The growth maturation and remodelling of new blood vessels from an existing host vascular network is a prerequisite for the growth and development of primary and secondary tumours. Whilst this is a critical step in the development of tumours, the process occurs in a limited range of healthy tissues such as the ovary and endometrium during the menstrual cycle, in healing wounds and tissue remodelling. Angiogenesis is a complex, highly regulated process comprising a multifactorial cascade of events which involves degradation of components of the extracellular matrix, followed by the migration, proliferation and differentiation of endothelial cells to form tubules and eventually new vessels. The process is regulated by a balance of endogenous angiogenesis stimulators (such as vascular endothelial growth factor (VEGF) and basic fibroblast growth factor (bFGF) and the angiopoeitin family), and inhibitors (such as angiostatin, endostatin and thrombospondin) in addition to proteolytic enzymes (such as matrix metalloproteinases), their natural inhibitors, (tissue inhibitors of metalloproteases (TIMPs)) and the local production of cytokines.

The Coagulation Cascade

Usually controlling blood loss during vascular damage, this is normally inactive due to the balance between pro- and anti-coagulant proteins in the bloodstream. However, when damage to the vascular endothelium occurs, exposure of the subendothelial matrix mobilizes both haemostatic and angiogenic systems to prevent excessive bleeding into the surrounding tissues, and subsequently repairs the defects in the vessel wall. Given this interplay, it is hardly surprising that angiogenesis and coagulation cascade interact in a manner that has implications for the design of treatments for cancer. Blood coagulation and fibrinolysis influence tumour angiogenesis directly, thereby contributing to tumour growth. Moreover, platelets, which play a central role in the coagulation cascade, release numerous factors that stimulate or inhibit angiogenesis. In addition elements of the coagulation cascade act as regulators of angiogenesis, including tissue factor, thrombin and fibrin.

Mechanisms Regulating Angiogenesis & Haemostasis

Angiogenesis in pre invasive and invasive breast cancer

The onset of angiogenesis in premalignant breast disease has important implications in tumour biology, as well as in the development of preventative strategies. Ongoing studies are examining the mechanisms controlling angiogenesis and lymphangiogenesis in normal breast, benign, premalignant, pre-invasive and invasive breast cancer. These innovative studies indicate that angiogenesis occurs earlier in the spectrum of breast disease then previously predicted which may be controlled by both hypoxia and non-hypoxia dependent pathways. In addition studies are investigating the expression and localisation of the proteolytic enzymes and their natural inhibitors and the growth factors which regulate angiogenesis in cancer. The role of the various elements of the haemostasis pathway are far from complete. Further insights into the relationships between angiogenesis and haemostasis in breast cancer may lead to an improved prediction of tumour grade in breast cancer and the development of more effective therapeutic strategies.

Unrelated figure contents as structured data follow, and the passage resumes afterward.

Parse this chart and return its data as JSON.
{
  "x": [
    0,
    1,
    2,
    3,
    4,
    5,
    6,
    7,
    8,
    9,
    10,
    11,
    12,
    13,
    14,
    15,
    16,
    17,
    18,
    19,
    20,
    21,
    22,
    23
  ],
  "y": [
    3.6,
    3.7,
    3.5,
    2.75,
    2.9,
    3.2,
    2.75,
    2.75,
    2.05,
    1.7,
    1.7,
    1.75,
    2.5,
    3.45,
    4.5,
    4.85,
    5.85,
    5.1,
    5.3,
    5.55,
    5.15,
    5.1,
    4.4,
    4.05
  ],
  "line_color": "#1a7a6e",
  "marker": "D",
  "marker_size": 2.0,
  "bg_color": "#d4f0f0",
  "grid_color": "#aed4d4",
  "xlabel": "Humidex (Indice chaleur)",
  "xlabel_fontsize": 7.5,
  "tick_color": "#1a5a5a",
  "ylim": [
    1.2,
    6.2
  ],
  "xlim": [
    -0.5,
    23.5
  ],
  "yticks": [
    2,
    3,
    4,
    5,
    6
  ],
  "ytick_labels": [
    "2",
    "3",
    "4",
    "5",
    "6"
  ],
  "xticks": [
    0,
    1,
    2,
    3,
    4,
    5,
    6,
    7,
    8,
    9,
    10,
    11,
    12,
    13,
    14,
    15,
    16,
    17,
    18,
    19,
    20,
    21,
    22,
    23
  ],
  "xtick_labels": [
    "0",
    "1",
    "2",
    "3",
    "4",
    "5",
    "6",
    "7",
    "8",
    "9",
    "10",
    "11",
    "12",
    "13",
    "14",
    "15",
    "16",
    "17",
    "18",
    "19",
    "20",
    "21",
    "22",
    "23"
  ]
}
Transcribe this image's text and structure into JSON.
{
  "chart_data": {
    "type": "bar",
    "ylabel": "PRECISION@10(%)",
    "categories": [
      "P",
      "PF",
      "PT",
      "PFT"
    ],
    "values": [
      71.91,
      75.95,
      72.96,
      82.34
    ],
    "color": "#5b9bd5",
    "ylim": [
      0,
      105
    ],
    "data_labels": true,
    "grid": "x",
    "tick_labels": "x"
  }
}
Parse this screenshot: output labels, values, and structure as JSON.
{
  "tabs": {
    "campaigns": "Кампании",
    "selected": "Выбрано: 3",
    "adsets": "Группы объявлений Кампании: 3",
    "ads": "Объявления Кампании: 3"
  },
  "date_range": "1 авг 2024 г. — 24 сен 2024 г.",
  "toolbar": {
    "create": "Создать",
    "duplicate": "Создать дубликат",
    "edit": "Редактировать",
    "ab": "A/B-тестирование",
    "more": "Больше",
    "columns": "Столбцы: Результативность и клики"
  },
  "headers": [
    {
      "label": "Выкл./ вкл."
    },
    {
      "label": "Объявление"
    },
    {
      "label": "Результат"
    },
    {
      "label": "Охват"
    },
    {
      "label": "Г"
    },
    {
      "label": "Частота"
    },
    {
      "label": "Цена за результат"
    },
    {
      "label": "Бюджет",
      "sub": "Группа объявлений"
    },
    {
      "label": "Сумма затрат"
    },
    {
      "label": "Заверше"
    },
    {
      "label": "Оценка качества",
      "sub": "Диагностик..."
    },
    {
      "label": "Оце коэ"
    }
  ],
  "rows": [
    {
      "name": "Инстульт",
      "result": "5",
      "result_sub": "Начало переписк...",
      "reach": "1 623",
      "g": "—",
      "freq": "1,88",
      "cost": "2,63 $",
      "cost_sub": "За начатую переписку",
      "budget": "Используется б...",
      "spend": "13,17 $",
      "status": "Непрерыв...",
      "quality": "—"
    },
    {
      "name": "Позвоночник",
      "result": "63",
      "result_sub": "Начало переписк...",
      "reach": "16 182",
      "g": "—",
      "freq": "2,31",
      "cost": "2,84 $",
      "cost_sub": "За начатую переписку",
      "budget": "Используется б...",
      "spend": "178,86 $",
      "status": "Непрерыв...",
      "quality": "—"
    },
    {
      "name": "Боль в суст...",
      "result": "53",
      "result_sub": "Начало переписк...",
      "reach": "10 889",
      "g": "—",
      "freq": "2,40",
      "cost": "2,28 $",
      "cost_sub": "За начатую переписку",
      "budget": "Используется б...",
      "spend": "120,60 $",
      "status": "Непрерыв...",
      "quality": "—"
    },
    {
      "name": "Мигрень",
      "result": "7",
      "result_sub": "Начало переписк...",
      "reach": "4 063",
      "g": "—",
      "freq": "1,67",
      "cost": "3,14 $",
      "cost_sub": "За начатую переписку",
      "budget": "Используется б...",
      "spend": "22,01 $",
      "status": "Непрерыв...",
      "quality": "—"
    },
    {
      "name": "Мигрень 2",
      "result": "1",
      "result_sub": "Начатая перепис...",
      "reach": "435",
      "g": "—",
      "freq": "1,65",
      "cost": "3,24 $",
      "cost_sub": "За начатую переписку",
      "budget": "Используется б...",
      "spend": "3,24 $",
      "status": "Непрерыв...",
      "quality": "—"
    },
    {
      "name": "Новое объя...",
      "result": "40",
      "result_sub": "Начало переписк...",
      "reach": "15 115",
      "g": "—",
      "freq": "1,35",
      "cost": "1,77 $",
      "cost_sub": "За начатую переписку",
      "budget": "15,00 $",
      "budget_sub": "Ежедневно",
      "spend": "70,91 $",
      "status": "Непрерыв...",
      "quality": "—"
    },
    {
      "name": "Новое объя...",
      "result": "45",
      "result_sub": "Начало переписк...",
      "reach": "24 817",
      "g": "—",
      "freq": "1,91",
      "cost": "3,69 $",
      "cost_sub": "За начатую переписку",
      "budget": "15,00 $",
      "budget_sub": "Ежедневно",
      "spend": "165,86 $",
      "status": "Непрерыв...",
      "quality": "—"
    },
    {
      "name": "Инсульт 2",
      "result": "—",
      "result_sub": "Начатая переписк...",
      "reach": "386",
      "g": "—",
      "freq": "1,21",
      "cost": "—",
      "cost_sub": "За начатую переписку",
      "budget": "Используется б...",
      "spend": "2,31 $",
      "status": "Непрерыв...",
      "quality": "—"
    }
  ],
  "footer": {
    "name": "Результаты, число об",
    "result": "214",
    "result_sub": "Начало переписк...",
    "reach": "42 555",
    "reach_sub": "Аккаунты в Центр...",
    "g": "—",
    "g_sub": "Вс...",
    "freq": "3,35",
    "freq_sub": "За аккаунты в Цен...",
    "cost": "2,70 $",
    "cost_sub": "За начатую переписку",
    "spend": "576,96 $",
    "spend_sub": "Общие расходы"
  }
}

Angiogenesis and haemostasis in wound healing

In humans the mechanisms controlling, maturation, maintenance and regression during physiological angiogenesis remain unclear. In wound healing the pathways controlling haemostasis and angiogenesis are strictly regulated, therefore once elucidated should help identify the abnormal pathways in non-healing wounds and cancer. An improved understanding of the processes involved may be exploited to induce vascular regression in tumours and non healing wounds Normal skin and scar tissue is being collected from mastectomy patients and patients undergoing caesarean section. Studies are documenting the pattern and morphology of vessels, the process of cell death, protease and angiogenic factor profiles and vascular regression in the maturing scar, in addition to investigating the factors responsible for controlling capillary network formation in vitro.